In an effort to increase understanding of this subject, the Charité-Universitätsmedizin Berlin conducted a study into the effects of marathon running on older amateur runners. The study took place around both the 2006 and 2007 Berlin marathons. In total, 167 older runners with an average age of 50 were monitored. All of whom had previously completed at least one full marathon. They underwent echocardiography tests using the latest equipment, and gave blood samples immediately prior to and after the race. They were monitored again after two weeks. Specifically, measurements were taken of the left ventricular diastolic and systolic functions, the right ventricular systolic function and cardiac biomarkers.
Analysis of the results showed that while there were some notable effects immediately after the race, these had returned to normal after two weeks. Study lead, Doctor Fabian Knebel, concluded, "The concerns people have about marathon running causing sustained damage to the heart appear to be unfounded. Our study looked at amateur runners with an average age of 50 -- not elite athletes -- and it showed that two weeks after a marathon, the key parameters were all back to normal levels."

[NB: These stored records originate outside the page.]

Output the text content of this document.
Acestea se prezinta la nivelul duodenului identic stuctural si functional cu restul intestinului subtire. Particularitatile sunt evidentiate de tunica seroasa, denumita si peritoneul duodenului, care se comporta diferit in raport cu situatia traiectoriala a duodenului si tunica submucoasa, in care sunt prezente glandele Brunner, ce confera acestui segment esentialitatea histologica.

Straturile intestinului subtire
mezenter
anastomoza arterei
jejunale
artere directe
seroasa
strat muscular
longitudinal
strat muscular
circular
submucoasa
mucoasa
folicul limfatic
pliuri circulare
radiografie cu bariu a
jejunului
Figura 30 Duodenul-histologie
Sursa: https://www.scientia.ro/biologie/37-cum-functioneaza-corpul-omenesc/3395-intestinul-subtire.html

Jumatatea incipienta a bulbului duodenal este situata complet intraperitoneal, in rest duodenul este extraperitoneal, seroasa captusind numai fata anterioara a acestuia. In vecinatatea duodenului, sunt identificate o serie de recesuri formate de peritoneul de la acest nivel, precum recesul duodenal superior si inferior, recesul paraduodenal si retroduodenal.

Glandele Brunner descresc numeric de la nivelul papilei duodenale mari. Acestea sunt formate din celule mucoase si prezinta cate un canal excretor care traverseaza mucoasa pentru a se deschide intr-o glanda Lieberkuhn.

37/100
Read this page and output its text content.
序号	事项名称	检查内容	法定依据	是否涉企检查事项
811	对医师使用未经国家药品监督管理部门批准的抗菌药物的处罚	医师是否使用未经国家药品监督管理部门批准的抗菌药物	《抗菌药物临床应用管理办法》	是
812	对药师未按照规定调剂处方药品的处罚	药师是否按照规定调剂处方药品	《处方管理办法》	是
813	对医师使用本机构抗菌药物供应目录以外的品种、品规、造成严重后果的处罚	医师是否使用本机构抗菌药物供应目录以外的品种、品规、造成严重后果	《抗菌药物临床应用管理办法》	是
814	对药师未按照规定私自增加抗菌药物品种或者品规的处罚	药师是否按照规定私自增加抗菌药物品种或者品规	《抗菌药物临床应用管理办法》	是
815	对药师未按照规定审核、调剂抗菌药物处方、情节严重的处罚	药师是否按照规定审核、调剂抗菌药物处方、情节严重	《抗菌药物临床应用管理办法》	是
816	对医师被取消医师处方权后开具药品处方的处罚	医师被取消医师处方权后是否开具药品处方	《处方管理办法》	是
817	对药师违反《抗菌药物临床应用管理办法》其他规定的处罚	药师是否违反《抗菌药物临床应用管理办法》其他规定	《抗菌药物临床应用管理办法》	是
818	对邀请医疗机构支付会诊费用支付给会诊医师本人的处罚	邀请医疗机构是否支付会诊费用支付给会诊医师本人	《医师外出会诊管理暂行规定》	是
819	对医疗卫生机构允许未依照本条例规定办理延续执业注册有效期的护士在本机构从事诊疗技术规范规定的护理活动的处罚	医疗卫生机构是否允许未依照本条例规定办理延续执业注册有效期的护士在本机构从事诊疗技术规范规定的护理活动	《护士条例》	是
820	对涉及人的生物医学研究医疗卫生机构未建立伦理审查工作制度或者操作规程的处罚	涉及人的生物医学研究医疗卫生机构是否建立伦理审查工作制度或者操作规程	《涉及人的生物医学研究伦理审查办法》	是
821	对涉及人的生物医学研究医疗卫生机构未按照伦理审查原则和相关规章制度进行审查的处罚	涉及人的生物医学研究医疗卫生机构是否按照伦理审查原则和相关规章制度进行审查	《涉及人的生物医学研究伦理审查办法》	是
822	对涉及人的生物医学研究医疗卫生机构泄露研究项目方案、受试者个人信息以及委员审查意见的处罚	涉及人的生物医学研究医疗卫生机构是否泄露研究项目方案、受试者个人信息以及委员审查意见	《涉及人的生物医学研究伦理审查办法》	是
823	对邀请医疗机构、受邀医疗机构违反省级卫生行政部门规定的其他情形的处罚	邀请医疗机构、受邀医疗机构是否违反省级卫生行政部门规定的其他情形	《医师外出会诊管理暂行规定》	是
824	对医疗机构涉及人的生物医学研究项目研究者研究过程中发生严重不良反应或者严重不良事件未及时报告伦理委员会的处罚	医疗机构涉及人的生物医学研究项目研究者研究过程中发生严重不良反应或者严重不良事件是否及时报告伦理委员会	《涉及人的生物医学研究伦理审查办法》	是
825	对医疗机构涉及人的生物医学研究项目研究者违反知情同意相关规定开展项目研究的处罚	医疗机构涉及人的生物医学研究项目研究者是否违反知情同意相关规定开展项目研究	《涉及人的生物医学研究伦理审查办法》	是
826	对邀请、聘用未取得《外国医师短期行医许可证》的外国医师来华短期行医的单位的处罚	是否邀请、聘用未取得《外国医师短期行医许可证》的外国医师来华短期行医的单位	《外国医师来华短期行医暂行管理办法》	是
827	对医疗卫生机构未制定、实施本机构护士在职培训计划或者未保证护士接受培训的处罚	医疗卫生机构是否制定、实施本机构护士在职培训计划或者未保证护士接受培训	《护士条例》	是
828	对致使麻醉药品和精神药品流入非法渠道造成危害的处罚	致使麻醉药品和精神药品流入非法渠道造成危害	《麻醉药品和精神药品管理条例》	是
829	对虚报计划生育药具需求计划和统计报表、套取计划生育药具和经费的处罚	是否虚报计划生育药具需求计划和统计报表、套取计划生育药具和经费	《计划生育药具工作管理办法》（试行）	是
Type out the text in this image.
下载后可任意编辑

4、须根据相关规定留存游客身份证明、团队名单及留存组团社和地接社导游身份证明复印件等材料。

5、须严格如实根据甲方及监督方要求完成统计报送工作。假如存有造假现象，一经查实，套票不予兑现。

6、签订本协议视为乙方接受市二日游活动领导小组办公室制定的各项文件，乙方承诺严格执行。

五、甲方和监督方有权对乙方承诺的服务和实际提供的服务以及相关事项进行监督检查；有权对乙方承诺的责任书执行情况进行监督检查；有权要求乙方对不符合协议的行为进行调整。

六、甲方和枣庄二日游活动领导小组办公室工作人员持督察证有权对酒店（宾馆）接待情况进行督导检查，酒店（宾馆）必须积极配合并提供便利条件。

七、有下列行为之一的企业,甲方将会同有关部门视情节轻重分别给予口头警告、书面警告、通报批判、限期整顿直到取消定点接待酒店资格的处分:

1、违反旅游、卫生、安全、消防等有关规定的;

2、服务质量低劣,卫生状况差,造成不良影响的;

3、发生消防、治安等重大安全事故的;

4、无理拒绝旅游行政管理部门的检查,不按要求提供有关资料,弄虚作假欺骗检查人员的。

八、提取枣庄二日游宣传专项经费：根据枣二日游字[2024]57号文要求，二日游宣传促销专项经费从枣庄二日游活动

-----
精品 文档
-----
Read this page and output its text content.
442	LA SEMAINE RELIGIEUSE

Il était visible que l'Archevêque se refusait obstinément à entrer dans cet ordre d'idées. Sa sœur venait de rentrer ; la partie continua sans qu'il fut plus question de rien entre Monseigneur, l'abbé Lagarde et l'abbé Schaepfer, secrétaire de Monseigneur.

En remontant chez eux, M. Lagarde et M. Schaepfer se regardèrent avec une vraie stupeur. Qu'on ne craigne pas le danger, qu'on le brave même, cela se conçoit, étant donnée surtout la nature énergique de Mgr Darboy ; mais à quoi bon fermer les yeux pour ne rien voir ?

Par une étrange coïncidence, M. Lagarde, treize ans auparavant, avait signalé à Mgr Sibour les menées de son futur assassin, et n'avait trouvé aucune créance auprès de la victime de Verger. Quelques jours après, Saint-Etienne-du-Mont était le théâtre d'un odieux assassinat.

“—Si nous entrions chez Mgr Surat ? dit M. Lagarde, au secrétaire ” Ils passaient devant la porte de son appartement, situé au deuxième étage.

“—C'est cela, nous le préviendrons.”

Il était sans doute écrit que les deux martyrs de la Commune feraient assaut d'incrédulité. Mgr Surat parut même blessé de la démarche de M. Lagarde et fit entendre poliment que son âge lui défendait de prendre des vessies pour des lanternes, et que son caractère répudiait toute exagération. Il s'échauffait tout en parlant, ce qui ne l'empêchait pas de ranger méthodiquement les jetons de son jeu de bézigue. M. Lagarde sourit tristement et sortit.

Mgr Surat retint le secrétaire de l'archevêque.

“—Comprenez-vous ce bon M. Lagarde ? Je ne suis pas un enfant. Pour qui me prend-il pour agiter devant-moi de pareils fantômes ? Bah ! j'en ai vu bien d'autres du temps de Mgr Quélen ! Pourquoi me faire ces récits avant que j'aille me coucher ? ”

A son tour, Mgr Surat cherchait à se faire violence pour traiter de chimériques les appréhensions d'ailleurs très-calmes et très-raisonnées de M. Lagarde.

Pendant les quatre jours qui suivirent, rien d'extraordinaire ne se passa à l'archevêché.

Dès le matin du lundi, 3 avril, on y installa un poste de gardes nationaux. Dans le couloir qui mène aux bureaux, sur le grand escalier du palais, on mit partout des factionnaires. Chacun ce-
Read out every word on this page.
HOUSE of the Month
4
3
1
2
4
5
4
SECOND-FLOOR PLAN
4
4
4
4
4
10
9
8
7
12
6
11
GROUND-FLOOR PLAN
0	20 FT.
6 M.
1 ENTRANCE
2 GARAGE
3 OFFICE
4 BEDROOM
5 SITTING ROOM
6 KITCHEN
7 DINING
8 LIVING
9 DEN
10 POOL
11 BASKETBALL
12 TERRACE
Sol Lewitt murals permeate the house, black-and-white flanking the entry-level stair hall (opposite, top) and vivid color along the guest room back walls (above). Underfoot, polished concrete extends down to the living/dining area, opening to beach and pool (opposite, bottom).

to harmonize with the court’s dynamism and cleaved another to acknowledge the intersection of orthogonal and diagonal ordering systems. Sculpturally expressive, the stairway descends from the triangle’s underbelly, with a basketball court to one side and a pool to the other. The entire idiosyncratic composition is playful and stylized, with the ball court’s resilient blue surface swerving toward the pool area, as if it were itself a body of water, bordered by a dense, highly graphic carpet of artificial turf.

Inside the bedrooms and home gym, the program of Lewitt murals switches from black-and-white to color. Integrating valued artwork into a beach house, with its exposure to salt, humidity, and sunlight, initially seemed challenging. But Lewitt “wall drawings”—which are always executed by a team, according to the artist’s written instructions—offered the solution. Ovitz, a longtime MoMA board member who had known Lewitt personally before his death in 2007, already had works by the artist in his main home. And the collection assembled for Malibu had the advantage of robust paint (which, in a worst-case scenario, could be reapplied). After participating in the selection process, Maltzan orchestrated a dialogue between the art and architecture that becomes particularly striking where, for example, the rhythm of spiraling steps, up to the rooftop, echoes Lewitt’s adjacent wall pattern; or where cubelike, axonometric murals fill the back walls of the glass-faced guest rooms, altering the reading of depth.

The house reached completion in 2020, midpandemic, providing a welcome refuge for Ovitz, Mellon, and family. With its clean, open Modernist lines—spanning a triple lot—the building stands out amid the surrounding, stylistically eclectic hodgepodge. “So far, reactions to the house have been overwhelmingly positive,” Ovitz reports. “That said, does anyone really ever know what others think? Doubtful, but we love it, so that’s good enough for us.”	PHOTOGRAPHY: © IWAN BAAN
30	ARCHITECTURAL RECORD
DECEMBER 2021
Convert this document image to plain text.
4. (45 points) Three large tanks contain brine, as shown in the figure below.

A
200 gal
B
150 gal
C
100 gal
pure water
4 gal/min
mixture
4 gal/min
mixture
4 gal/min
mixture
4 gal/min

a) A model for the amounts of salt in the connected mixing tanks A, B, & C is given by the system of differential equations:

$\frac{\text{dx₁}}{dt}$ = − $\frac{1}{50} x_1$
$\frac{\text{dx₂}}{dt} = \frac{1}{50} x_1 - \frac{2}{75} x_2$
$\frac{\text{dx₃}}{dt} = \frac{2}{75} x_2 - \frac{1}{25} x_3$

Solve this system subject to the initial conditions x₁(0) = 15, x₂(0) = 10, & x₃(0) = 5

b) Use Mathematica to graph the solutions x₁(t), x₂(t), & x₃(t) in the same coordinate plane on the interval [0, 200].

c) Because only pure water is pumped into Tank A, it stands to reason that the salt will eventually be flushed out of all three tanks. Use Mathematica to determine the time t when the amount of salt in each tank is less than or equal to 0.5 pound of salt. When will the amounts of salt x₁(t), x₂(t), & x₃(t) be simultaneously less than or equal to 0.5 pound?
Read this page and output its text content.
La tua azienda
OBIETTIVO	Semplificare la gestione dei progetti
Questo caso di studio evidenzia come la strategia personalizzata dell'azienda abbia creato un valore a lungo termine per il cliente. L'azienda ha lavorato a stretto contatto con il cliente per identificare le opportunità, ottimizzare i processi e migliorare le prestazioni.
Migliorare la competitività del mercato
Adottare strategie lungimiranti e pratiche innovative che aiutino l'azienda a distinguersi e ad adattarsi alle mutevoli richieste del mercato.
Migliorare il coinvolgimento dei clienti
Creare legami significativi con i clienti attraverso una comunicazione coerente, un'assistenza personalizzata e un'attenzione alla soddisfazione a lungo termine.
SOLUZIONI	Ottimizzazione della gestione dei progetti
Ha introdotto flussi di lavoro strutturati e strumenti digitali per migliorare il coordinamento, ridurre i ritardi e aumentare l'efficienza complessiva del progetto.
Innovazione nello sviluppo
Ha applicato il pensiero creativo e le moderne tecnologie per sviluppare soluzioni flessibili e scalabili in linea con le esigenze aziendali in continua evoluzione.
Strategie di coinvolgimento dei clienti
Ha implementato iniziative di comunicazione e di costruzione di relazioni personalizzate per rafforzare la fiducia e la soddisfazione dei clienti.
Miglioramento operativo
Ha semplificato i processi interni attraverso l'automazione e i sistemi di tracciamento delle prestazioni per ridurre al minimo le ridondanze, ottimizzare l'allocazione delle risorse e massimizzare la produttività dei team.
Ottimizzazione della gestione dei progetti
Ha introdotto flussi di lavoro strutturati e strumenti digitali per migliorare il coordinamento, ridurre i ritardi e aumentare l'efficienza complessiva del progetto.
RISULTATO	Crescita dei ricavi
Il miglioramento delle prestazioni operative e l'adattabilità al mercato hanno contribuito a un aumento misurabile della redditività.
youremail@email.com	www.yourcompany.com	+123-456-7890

Immediately after finishing the marathon, there were some significant changes of the parameters of diastolic and right heart function. However, even though these changes were statistically significant, they were all within the normal levels and therefore do not seem to be clinically relevant. All parameters had returned to normal two weeks later, and the most likely cause of the changes were tachycardia and dehydration during the race. Also, for some runners, there was an increase in certain myocardial biomarkers but no correlation could be drawn between this increase and any myocardial dysfunction. It is believed that the temporary increase was probably caused by functional changes of the cardiomyocytes while running and not by myocardial damage.
As a result of this study, it would appear that elderly amateur runners can continue to compete in marathon races without increasing their risk of sustained heart damage.